Empowering Health Care Consumers

Grantee Name

Community Service Society of New York

Funding Area

Empowering Health Care Consumers

Publication Date

February 2019

Grant Amount

$250,000

Grant Date:

2016-2019

New York State has made substantial progress in covering the uninsured since the passage of the Affordable Care Act in 2010. However, many consumers still lack the tools to make important quality and cost decisions and remain unaware of or unable to engage in State- and industry-led efforts on health policymaking. Although key constituencies, such as insurers, hospitals, and the business community have well-financed associations that organize and present their views, consumers’ perspectives are usually not as well organized or represented. Health Care for All New York (HCFANY) is a coalition of organizations advocating for high-quality and comprehensive health coverage. As the State’s leading consumer advocacy coalition, it both educates the public and represents the consumer perspective as it works to bring affordable, high-quality health care to all New Yorkers.

In 2016, NYSHealth awarded a grant to Community Service Society of New York, a co-founder of HCFANY and a current member of its steering committee, to support HCFANY in further engaging consumers in efforts to improve the quality and value of health care purchased in New York.

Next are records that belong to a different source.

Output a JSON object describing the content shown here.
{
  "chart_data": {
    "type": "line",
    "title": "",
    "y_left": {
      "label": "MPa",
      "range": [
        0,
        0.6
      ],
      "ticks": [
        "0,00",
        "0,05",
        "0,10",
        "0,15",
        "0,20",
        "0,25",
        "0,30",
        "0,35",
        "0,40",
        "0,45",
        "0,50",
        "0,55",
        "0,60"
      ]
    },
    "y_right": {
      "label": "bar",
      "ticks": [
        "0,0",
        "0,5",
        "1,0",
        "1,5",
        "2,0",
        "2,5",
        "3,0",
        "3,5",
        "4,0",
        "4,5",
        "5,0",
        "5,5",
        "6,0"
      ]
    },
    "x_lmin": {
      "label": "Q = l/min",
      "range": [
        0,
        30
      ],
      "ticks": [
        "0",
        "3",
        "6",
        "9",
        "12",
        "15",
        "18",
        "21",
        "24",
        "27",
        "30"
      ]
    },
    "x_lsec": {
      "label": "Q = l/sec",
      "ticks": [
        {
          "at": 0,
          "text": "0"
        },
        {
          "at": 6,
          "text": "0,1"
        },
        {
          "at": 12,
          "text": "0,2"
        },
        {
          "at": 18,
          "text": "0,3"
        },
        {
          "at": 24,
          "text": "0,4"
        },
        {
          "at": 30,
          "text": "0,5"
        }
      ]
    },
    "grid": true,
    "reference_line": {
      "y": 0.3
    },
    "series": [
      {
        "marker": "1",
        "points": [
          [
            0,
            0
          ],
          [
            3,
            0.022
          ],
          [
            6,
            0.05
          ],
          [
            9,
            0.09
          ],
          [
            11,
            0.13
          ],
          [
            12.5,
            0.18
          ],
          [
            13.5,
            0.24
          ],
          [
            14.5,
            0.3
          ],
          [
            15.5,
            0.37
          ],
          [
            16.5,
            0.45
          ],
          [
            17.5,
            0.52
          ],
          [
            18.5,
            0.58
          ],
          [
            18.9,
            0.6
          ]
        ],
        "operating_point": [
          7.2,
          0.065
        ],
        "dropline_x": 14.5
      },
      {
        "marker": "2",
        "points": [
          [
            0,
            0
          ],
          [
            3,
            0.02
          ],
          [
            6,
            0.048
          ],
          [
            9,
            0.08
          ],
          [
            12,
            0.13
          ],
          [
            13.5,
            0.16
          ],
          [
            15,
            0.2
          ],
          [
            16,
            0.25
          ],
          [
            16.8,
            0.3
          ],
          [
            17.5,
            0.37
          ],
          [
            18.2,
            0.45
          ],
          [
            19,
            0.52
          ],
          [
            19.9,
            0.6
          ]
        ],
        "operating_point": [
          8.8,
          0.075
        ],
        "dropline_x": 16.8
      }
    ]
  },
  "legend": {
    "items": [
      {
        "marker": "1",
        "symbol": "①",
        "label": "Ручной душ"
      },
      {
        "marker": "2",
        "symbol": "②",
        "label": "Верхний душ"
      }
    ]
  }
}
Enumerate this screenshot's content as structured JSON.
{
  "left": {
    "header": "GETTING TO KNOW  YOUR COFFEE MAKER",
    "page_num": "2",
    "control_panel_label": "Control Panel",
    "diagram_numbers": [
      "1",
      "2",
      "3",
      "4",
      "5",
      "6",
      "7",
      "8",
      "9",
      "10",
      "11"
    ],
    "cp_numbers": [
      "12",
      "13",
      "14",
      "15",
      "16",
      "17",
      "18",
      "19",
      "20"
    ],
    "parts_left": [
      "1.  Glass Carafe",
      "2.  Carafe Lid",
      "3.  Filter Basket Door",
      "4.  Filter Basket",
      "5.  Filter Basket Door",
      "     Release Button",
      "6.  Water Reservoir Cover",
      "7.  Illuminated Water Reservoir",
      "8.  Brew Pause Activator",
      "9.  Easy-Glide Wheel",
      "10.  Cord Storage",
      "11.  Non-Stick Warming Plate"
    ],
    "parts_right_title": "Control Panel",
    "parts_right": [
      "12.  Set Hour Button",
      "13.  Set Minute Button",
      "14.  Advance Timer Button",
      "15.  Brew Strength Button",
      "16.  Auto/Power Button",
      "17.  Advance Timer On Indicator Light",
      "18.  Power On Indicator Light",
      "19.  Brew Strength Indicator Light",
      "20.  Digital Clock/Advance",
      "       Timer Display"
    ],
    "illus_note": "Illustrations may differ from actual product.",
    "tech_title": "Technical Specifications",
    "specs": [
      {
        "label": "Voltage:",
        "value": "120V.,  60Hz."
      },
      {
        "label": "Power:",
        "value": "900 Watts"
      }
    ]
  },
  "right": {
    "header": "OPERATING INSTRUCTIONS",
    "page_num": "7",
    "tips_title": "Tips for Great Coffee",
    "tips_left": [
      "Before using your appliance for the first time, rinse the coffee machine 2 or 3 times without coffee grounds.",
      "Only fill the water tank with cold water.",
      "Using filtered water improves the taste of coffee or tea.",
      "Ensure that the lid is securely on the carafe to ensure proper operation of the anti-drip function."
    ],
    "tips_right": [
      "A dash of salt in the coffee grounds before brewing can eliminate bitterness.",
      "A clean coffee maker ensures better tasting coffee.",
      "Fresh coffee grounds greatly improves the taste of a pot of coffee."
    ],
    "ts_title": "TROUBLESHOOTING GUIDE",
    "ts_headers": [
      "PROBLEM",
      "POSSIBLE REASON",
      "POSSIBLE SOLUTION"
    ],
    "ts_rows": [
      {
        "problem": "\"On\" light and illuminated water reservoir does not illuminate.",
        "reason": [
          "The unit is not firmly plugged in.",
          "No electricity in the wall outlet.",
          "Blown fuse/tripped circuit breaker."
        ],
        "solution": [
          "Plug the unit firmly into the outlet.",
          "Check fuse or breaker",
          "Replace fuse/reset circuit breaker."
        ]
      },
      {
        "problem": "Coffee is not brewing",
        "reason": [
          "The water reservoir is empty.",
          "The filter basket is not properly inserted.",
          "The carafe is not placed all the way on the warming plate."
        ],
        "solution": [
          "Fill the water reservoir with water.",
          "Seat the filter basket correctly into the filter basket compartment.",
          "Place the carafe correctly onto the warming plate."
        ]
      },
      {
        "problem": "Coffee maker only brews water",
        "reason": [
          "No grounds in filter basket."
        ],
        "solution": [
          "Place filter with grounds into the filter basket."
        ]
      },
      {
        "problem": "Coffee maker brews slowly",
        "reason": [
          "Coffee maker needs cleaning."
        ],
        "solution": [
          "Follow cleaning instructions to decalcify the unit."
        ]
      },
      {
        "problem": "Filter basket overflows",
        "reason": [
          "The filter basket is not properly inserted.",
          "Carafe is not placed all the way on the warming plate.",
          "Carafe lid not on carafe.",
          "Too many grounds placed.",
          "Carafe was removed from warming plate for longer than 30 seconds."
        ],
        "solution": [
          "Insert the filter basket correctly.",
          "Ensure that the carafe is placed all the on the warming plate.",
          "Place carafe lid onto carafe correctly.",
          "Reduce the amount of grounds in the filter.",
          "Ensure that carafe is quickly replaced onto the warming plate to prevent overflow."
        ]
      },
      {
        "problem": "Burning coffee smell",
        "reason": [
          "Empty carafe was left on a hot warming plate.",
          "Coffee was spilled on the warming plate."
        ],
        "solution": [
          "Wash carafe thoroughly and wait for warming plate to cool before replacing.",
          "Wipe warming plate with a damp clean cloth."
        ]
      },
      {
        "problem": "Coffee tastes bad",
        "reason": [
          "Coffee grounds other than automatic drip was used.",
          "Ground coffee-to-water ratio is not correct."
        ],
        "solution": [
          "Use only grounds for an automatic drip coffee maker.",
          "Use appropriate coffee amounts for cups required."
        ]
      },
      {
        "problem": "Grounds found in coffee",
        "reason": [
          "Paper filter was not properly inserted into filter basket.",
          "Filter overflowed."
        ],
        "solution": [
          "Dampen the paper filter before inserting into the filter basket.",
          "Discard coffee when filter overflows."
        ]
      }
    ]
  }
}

Outcomes and Lessons Learned

Outcomes and Lessons Learned:

  • Created consumer education materials and conducted consumer engagement presentations, including an issue brief on understanding health system transformation and why consumers should get involved, a fact sheet on transgender health care, and guides on health insurance rate reviews for 2018 and 2019.
  • Testified at a New York State Assembly public hearing on the State’s Health/Medicaid 2018–19 budget regarding the funding allocation formula through which New York State hospitals receive indigent care pool (ICP) funds, which compensate hospitals for care provided to patients who are unable to pay. HCFANY made recommendations on how the current ICP funding methodology should be recalibrated to more equitably support safety-net hospitals that treat the neediest patients.
  • Participated in New York State’s health insurance rate review prior approval process, whereby health insurance premium adjustments are requested by health insurers, to ensure that proposed rates are fair and appropriate:
    • Analyzed rate proposals from 15 health insurers through the consumer perspective.
    • Retained Jay Angoff, former Director of the Center for Consumer Information and Insurance Oversight and former Superintendent of Insurance for Missouri, to perform detailed rate submission analyses.
    • Submitted comments to the Department of Financial Services (DFS), which oversees the prior approval process, on rate requests by all health insurers in New York State
    • Created a template for consumers to tell their stories directly to regulators.
  • Advocated for New York State to build on its landmark surprise bill law to ensure that consumers are not held responsible for out-of-network bills as a result of provider or plan misinformation given to them.
  • Successfully advocated for DFS to hold a public hearing on the merger of two major health insurance carriers in New York State, Anthem and Cigna, and then against the merger. In February 2017 a federal judge ruled against the merger, citing harm to consumers. Anthem terminated its merger agreement with Cigna in May 2017.

Despite a complicated federal health care landscape, HCFANY made great strides in empowering New York consumers in the areas of improving health system transparency, maintaining an active consumer voice in informing public policy, and securing consumer protections. As a result, these efforts have helped bring the patient voice into the health policy conversation at the federal and State levels.

In response to HCFANY’s testimony regarding ICP hospital compensation, the final State 2018–19 budget established a workgroup to review the ICP funds distribution. The 22-member workgroup, made up of representatives from hospitals, unions, insurers, and consumer advocacy organizations, met four times before submitting its findings in December 2018. Although the workgroup did not reach consensus on an exact distribution methodology, it advocated that any changes must consider the interest of patients and their access to health care services.

In February 2019, Governor Cuomo set a cap on how much charity-care funding profitable downstate hospitals can receive. Facilities in New York City, Long Island, and Westchester that earn—or are part of a system that earns—at least $68 million in operating income or have an operating margin of at least 2.98% would be capped at $10,000 in indigent care payments.

Co-Funding and Additional Funds Leveraged: Co-funding for this project was provided by the Robert Wood Johnson Foundation ($300,000) and Atlantic Philanthropies ($165,000).